Mack was killed in a tragic accident in London in 2004, resulting from a combination of a driver who was over the drink-drive limit, and Mack's own unfamiliarity with Britain's left-hand-drive traffic rules. He had come to Oxford to participate in a conference on his hero T. E. Lawrence. In London he met the controversial biologist Rupert Sheldrake and Veronica Keene, widow of the psychical researcher Montague Keene. This seems to give a very strong indication of where Mack's interests may have been heading. He actually asked Veronica Keene if she could arrange for him to attend a few séances.

Mack's life has threaded through medicine, psychology, parapsychology, literature, politics, psychedelics, personal transformation and any amount of Californian New Age weirdness, and managing to combine any and all of them in various arrangements.
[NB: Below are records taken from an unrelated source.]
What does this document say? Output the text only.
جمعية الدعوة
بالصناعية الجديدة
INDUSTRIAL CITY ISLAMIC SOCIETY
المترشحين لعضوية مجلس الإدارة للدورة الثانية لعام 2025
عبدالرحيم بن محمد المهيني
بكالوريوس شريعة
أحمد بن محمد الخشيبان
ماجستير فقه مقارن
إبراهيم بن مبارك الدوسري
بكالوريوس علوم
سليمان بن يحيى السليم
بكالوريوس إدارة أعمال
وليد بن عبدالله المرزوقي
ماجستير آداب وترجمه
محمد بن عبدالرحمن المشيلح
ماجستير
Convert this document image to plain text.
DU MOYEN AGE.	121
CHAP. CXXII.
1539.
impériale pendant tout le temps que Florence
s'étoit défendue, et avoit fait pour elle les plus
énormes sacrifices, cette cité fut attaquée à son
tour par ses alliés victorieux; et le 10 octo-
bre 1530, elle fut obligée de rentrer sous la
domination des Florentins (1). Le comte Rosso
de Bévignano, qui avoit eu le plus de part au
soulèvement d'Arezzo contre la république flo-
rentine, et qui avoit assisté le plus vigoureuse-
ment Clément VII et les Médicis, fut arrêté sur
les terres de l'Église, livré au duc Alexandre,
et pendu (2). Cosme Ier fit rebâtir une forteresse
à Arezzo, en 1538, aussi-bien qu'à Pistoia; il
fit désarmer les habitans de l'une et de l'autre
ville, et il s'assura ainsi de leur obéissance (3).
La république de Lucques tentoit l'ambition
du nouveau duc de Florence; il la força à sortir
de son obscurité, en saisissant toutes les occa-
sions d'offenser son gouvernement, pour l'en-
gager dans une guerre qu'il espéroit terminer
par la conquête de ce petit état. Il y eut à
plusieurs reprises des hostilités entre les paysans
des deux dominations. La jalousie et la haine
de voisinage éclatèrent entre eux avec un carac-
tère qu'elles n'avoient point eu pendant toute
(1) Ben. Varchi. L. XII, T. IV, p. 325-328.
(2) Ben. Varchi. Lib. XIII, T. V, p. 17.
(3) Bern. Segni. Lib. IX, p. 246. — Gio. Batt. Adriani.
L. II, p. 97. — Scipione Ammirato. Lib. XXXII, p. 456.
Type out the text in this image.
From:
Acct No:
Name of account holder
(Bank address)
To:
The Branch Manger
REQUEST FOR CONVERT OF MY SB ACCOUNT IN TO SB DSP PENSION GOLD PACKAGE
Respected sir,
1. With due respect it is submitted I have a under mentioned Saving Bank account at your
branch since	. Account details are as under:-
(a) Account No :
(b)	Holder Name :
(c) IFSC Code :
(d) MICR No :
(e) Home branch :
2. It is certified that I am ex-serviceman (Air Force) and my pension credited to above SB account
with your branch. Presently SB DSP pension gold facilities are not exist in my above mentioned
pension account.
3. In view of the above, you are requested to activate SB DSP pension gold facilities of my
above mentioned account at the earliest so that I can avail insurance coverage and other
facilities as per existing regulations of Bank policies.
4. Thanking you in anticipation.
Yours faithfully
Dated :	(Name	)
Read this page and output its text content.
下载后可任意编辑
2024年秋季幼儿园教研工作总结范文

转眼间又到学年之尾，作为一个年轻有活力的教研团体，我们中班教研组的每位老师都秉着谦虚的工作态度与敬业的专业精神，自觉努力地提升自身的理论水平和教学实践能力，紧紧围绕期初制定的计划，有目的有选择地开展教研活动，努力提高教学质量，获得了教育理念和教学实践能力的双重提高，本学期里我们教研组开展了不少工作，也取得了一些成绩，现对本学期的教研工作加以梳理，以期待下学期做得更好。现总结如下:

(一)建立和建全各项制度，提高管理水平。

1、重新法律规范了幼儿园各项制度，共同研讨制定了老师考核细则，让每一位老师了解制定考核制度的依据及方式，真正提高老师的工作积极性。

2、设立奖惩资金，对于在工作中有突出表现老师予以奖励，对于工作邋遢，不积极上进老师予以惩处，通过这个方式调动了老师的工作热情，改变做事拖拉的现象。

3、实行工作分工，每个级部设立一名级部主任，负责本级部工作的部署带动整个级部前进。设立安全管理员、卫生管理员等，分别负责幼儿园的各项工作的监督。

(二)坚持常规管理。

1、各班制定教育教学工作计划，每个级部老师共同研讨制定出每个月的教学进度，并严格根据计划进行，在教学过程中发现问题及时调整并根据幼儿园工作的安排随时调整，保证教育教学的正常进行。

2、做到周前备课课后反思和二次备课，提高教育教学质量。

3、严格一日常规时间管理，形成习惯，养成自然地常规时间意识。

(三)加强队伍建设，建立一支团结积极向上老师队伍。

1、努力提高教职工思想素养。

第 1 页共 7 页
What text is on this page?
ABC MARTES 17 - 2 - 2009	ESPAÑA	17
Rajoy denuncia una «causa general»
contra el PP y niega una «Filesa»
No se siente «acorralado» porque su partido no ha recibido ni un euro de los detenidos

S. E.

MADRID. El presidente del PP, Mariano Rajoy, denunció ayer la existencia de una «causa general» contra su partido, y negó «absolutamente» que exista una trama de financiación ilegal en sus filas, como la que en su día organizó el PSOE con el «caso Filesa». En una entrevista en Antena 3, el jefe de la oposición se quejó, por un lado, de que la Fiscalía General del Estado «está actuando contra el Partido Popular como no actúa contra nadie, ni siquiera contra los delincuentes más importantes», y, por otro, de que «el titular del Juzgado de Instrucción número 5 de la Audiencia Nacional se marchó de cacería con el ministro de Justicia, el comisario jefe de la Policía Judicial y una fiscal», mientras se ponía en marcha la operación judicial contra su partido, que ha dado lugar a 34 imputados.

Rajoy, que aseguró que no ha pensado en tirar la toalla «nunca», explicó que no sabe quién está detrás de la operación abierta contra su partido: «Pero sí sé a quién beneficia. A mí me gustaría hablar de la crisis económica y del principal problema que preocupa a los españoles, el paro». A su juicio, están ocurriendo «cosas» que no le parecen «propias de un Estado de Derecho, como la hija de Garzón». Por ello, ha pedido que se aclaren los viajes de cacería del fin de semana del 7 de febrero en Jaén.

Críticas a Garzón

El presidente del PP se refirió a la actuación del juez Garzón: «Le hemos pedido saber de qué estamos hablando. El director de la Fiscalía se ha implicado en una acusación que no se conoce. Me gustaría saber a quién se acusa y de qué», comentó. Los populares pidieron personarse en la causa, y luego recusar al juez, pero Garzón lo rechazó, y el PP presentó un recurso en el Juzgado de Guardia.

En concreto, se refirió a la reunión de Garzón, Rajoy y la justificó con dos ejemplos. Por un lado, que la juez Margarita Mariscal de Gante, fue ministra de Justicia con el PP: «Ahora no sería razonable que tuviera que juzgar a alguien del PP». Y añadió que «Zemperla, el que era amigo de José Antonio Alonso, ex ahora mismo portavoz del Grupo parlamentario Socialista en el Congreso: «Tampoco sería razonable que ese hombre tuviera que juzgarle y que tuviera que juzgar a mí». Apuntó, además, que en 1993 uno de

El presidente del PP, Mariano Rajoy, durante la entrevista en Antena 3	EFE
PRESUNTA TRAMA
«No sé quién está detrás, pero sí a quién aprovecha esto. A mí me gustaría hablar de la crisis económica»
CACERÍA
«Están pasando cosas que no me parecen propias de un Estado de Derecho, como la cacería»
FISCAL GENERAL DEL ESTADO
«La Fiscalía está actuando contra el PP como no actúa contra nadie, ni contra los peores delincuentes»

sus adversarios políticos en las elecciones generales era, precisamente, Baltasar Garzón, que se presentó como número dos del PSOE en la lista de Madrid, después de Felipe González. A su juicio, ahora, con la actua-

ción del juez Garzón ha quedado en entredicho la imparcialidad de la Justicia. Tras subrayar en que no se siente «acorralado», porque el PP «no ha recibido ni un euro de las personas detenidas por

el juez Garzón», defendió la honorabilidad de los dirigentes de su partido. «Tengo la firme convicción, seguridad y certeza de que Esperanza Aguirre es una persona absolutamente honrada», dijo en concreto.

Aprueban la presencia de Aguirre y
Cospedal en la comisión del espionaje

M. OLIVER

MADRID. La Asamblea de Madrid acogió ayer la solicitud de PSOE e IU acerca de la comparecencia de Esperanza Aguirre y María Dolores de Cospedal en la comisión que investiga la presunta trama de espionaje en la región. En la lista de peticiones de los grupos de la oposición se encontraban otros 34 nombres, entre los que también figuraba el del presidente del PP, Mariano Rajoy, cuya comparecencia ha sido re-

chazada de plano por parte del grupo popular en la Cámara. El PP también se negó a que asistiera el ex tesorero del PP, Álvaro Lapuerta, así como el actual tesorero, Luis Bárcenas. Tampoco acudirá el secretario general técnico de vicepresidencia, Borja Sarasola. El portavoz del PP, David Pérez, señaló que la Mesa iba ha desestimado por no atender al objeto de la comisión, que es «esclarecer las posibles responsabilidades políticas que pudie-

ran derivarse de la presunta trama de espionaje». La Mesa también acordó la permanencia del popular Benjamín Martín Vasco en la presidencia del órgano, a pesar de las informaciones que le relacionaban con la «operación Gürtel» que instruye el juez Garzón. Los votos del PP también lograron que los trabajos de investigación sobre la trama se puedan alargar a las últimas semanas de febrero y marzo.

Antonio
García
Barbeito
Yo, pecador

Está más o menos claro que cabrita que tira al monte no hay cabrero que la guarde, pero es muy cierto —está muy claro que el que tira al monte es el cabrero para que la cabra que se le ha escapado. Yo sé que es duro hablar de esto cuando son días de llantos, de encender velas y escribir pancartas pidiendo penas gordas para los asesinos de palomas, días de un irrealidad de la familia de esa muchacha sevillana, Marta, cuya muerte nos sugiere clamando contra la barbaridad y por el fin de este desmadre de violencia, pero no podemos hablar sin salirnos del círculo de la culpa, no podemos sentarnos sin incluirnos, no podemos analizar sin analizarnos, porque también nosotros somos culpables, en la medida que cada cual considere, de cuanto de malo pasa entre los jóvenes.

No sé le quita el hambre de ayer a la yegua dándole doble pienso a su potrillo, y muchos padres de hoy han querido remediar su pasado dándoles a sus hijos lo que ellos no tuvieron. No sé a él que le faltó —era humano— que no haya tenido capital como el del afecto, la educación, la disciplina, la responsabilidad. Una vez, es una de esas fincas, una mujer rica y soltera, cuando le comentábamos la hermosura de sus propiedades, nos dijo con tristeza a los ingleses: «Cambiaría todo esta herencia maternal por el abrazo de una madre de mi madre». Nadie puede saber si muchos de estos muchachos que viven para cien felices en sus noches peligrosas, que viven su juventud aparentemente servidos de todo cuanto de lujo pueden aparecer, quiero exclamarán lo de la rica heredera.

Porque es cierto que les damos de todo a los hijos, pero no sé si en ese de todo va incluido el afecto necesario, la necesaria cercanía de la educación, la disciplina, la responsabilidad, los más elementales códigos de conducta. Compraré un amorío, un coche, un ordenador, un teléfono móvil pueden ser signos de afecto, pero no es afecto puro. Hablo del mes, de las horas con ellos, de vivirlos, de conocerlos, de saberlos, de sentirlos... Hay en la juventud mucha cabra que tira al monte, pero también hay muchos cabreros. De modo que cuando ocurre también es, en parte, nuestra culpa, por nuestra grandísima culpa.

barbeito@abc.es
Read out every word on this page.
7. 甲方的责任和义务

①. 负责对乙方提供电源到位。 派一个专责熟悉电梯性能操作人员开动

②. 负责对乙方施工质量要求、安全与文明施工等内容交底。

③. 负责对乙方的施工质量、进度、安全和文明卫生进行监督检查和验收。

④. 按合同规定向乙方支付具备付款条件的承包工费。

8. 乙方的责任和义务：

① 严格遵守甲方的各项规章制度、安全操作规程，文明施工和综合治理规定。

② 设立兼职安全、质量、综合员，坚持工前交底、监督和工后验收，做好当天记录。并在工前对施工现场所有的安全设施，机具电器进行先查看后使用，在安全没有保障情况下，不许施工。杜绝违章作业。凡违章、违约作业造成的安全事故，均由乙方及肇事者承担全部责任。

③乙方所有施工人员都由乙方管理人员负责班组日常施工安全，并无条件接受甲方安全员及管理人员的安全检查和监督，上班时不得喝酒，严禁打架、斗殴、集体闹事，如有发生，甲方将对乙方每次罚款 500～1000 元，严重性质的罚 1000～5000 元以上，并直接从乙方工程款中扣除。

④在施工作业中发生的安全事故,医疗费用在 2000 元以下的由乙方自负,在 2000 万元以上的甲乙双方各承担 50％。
Looking at Mack's life from the viewpoint of an 'objective' Westerner who comes from a 'WEIRD' society (Western, Educated, Industrialized, Rich, and Democratic) I can only see a series of missed opportunities for objective research. If he hadn't so casually dismissed the possibility of sleep paralysis as an explanation for the initial abduction experience, for instance, he might had discovered a way of interpreting the subsequent narratives that experiencers presented. His avocation of tribal societies and culture was certainly not an idea he took on for himself. He was always a Harvard man.

This is a fascinating book, which gives a considered insight into the character and thinking of a complex individual, and leaves one wondering just where his life would have taken John Mack if it had not been so tragically cut short.